While Against Method energised the philosophy of science, the savage response to the book took a great emotional toll on Feyerabend.  In Killing Time, he writes: "… now I was alone, sick with some unknown affliction; my private life was in a mess, and I was without a defense.  I often wished I had never written that fucking book". (p. 147)

Feyerabend's next book (Science in a Free Society, London: New Left Books, 1978) dealt with much of the controversy generated by Against Method.  In the section "Conversations with Illiterates", he dealt with reviews of Against Method.  The Stanford Encyclopedia of Philosophy says "Here he berated the unfortunate reviewers for having misread Against Method, as well as for being constitutionally incapable of distinguishing between irony, playfulness, argument by reductio ad absurdum, and the (apparently rather few) things he had really committed himself to in Against Method."  Feyerabend had abundant justification for being upset at the dull-minded criticisms and ad hominem attacks that he had been forced to endure.

While teaching at UC Berkeley, Feyerabend used unconventional methods:

"I often told the students to go home—the official notes would contain everything they needed. As a result an audience of 300, 500, even 1,200 shrank to 50 or 30. I wasn't happy about that; I would have preferred a larger audience, and yet I repeated my advice until the administration intervened. Why did I do it? Was it because I disliked the examination system, which blurred the line between thought and routine? Was it because I despised the idea that knowledge was a skill that had to be acquired and stabilized by rigorous training? Or was it because I didn't think much of my own performance?
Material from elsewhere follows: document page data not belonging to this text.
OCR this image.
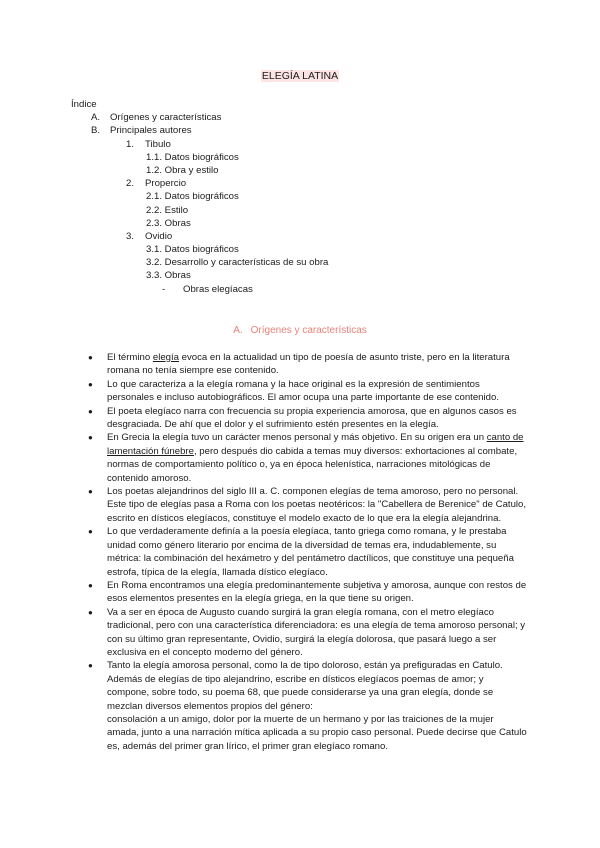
ELEGÍA LATINA
Índice
A. Orígenes y características
B. Principales autores
1. Tibulo
1.1. Datos biográficos
1.2. Obra y estilo
2. Propercio
2.1. Datos biográficos
2.2. Estilo
2.3. Obras
3. Ovidio
3.1. Datos biográficos
3.2. Desarrollo y características de su obra
3.3. Obras
- Obras elegíacas
A. Orígenes y características
● El término elegía evoca en la actualidad un tipo de poesía de asunto triste, pero en la literatura romana no tenía siempre ese contenido.
● Lo que caracteriza a la elegía romana y la hace original es la expresión de sentimientos personales e incluso autobiográficos. El amor ocupa una parte importante de ese contenido.
● El poeta elegíaco narra con frecuencia su propia experiencia amorosa, que en algunos casos es desgraciada. De ahí que el dolor y el sufrimiento estén presentes en la elegía.
● En Grecia la elegía tuvo un carácter menos personal y más objetivo. En su origen era un canto de lamentación fúnebre, pero después dio cabida a temas muy diversos: exhortaciones al combate, normas de comportamiento político o, ya en época helenística, narraciones mitológicas de contenido amoroso.
● Los poetas alejandrinos del siglo III a. C. componen elegías de tema amoroso, pero no personal. Este tipo de elegías pasa a Roma con los poetas neotéricos: la "Cabellera de Berenice" de Catulo, escrito en dísticos elegíacos, constituye el modelo exacto de lo que era la elegía alejandrina.
● Lo que verdaderamente definía a la poesía elegíaca, tanto griega como romana, y le prestaba unidad como género literario por encima de la diversidad de temas era, indudablemente, su métrica: la combinación del hexámetro y del pentámetro dactílicos, que constituye una pequeña estrofa, típica de la elegía, llamada dístico elegíaco.
● En Roma encontramos una elegía predominantemente subjetiva y amorosa, aunque con restos de esos elementos presentes en la elegía griega, en la que tiene su origen.
● Va a ser en época de Augusto cuando surgirá la gran elegía romana, con el metro elegíaco tradicional, pero con una característica diferenciadora: es una elegía de tema amoroso personal; y con su último gran representante, Ovidio, surgirá la elegía dolorosa, que pasará luego a ser exclusiva en el concepto moderno del género.
● Tanto la elegía amorosa personal, como la de tipo doloroso, están ya prefiguradas en Catulo. Además de elegías de tipo alejandrino, escribe en dísticos elegíacos poemas de amor; y compone, sobre todo, su poema 68, que puede considerarse ya una gran elegía, donde se mezclan diversos elementos propios del género:
consolación a un amigo, dolor por la muerte de un hermano y por las traiciones de la mujer amada, junto a una narración mítica aplicada a su propio caso personal. Puede decirse que Catulo es, además del primer gran lírico, el primer gran elegíaco romano.
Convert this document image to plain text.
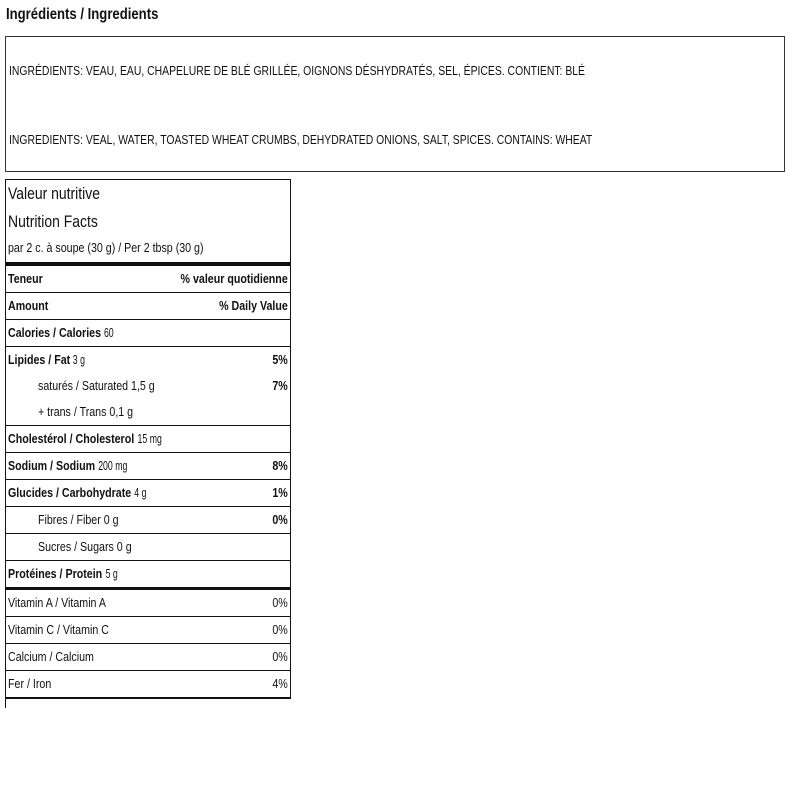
Ingrédients / Ingredients
INGRÉDIENTS: VEAU, EAU, CHAPELURE DE BLÉ GRILLÉE, OIGNONS DÉSHYDRATÉS, SEL, ÉPICES. CONTIENT: BLÉ
INGREDIENTS: VEAL, WATER, TOASTED WHEAT CRUMBS, DEHYDRATED ONIONS, SALT, SPICES. CONTAINS: WHEAT
Valeur nutritive
Nutrition Facts
par 2 c. à soupe (30 g) / Per 2 tbsp (30 g)
Teneur	% valeur quotidienne
Amount	% Daily Value
Calories / Calories 60
Lipides / Fat 3 g	5%
saturés / Saturated 1,5 g	7%
+ trans / Trans 0,1 g
Cholestérol / Cholesterol 15 mg
Sodium / Sodium 200 mg	8%
Glucides / Carbohydrate 4 g	1%
Fibres / Fiber 0 g	0%
Sucres / Sugars 0 g
Protéines / Protein 5 g
Vitamin A / Vitamin A	0%
Vitamin C / Vitamin C	0%
Calcium / Calcium	0%
Fer / Iron	4%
All these factors may have played a role." (Killing Time, p. 122)

Feyerabend also writes in Killing Time that his belief was that some of his colleagues at UC Berkeley were trying to get rid of him, and only gave up when they realised how much paperwork would be involved.

Lee Smolin provides an anecdote about Feyerabend in is book The Trouble with Physics:

"To thank him for saving my career, I sent a copy of my PhD thesis to Feyerabend. In reply, he sent me his new book, Science in a Free Society, with a note inviting me to look him up if I was ever in Berkeley. A few months later, I happened to be in California for a particle-physics conference and tried to track him down, but it was quite a project. He kept no office hours at the university and, indeed, no office. The Philosophy Department secretary laughed when I asked for him and advised me to try him at home. There he was in the phone book, on Miller Avenue in the Berkeley hills. I summoned up my courage, dialled, and politely asked for Professor Paul Feyerabend. Whoever was on the other end shouted "Professor Paul Feyerabend! That's the other Paul Feyerabend. You can find him at the university" and hung up. So I dropped in on one of his classes, and found him happy to talk afterward, if only briefly. But in the few minutes he gave me, he offered an invaluable piece of advice. "Yes, the academic world is screwed up, and there's nothing you can do about it. But don't worry about that. Just do what you want. If you know what you want to do and advocate for it, no one will put any energy into stopping you."

Feyerabend was killed in Geneva on February 11th 1994, by an inoperable brain tumour. As Broughton et al. report on the University of California web site: "With characteristic aplomb he insisted, shortly before his death, that a Catholic mass of burial be said at his funeral, but only by a defrocked priest. And this is how he was, in fact, buried."